Tracking the software updates and configuration status of individual aircraft across a diverse fleet will be a central task in supporting the 787.

This will be further complicated if, for example, an airline contracts separate engineering, line and base maintenance providers which employ individual MRO processes and IT systems.

Software can be uploaded to the 787's computer network by cable connection from a laptop or via wireless link in the airport.

Air Berlin wants to stream software wirelessly, but to reduce risk of complications it will initially transfer software from a laptop, says Hundhausen.

He adds that the choice of connection is only to upload the software on the aircraft's network, but the installation will always need to be carried out by an onboard engineer.


For AFI KLM E&M, one main challenge in servicing the 787 is the high price of components.

The Franco-Dutch company wants to offer operators full-support component MRO packages with access to spare-part pools.

The investment to set up the inventory, however, might necessitate co-operation with external partners, says Marc Roubaud, senior vice-president business development at AFI.

"We are wondering if we can find some synergies with partners in order to finance the spares needed to provide a good component support," he says.

AFI formed Spairliners with LHT as a component support venture for the A380.

The spare-price issue for the double-decker aircraft was exacerbated by its comparatively small global fleet and limited number of operators. Nevertheless, AFI KLM E&M calculated it needs to have at least 100 787s under contract to achieve savings through scale effects.

Air France/KLM MRO

The company wants to provide MRO support for the entire aircraft in the long-term, but because of the service period until the first scheduled overhaul events for the engines and airframe, it will initially focus on components.
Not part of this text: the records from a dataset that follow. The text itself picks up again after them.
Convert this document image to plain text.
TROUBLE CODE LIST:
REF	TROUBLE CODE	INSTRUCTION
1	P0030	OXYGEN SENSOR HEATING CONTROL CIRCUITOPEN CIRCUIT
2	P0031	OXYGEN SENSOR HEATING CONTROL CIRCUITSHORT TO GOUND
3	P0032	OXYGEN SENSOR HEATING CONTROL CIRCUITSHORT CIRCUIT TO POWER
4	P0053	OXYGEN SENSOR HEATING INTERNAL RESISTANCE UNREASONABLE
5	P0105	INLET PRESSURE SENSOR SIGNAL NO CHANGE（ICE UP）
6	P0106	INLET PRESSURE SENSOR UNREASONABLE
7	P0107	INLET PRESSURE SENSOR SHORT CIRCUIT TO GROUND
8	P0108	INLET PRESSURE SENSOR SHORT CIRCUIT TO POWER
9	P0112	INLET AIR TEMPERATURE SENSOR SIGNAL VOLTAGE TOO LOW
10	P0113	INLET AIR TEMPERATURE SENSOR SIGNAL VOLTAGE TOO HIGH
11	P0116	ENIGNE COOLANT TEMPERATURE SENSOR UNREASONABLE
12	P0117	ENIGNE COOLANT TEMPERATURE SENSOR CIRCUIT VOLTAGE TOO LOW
Avionics and pneumatics are likely to be among the first product areas for which AFI KLM E&M will develop repair capabilities.

Technical training will not begin until next year, as the equipment will initially be covered by the manufacturers' warranties, says Roubaud.

So far, the company has mainly allocated engineering staff to manage the maintenance operations of early customers for the new aircraft.

As with previous aircraft generations, manufacturers aim to reduce the maintenance requirements for their new models.

Thanks to the carbon fibre construction, Boeing has been able to double the period until the first airframe overhaul from the typical five to six years for metallic aircraft to 12 years on the 787 - significantly reducing the need for conventional base-maintenance work.

Nevertheless, none of the MRO providers questioned were concerned about losing custom.

Experience with the latest aircraft, such as the A380, has shown their sophisticated equipment will require new support tasks and skills.

"Personally, I believe that the efforts for line maintenance will significantly increase, and that this will require significantly higher qualifications," says Winkler. "We will need more qualified personnel. This cannot be handled by any technician any more."